Les moisissures ou champignons apparaissent souvent sous forme de taches noires, verdâtres ou blanchâtres dont la texture est parfois poudreuse ou veloutée. Checke en priorité les angles des plafonds, les jonctions mur-plafond, derrière les meubles ou rideaux accolés aux murs, et les rebords de fenêtres. Certaines espèces de moisissures produisent une odeur caractéristique, un peu comme un sous-sol humide ou une vieille cave, ce qui peut te guider là où tu ne soupçonnerais pas leur présence. Attention à ne pas confondre une tache de salissure avec une vraie moisissure : la saleté s'enlève facilement ; la moisissure, elle, revient rapidement après un nettoyage superficiel. Si tu observes une zone humide depuis longtemps, sois vigilant au risque de prolifération cachée derrière les revêtements muraux, en particulier le placo ou le papier peint. N’hésite pas à utiliser un petit hygromètre électronique : un taux d'humidité supérieur à 60 % dans une pièce doit absolument te mettre la puce à l'oreille.

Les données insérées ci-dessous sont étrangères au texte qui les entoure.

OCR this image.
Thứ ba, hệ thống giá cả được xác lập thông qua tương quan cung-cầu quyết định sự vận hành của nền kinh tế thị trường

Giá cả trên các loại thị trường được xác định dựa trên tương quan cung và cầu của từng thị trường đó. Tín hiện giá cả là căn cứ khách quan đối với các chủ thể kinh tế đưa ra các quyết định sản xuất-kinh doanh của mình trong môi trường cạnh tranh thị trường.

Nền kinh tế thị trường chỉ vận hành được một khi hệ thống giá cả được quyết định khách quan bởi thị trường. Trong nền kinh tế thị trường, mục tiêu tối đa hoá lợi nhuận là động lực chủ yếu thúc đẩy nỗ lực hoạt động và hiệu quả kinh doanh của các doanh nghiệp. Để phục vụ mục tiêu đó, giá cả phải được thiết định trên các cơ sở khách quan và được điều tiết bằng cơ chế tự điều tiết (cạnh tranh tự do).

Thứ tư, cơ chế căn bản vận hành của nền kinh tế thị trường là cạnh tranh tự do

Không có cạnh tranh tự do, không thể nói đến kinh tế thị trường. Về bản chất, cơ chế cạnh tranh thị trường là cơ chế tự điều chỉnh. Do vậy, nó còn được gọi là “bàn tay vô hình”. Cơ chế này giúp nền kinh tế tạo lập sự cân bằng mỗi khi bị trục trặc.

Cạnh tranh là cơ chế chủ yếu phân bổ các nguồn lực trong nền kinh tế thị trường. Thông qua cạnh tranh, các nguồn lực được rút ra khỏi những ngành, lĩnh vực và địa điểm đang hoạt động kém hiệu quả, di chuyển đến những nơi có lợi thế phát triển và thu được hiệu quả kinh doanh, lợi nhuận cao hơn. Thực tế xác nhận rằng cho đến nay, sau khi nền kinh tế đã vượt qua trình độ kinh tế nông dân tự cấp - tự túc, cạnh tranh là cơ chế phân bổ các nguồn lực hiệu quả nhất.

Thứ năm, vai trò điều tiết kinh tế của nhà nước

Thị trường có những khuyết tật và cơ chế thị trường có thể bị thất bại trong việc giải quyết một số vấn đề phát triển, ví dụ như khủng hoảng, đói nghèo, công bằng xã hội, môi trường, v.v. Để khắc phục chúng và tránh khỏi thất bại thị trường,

La condensation excessive révèle souvent des zones froides où l'isolation thermique fait défaut. Vérifie prioritairement les rebords inférieurs des fenêtres, la jonction murs-plafonds et derrière les gros meubles collés aux murs extérieurs. Une humidité persistante à ces endroits signifie que l'air chaud intérieur se refroidit brutalement au contact de surfaces mal isolées. À long terme, cela favorise l'apparition de moisissures et altère la qualité de l'air intérieur. Ne te limite pas à sécher les surfaces : creuse plus loin pour repérer pourquoi elles apparaissent précisément à ces endroits. Une surface constamment humide indique clairement une perte thermique à corriger.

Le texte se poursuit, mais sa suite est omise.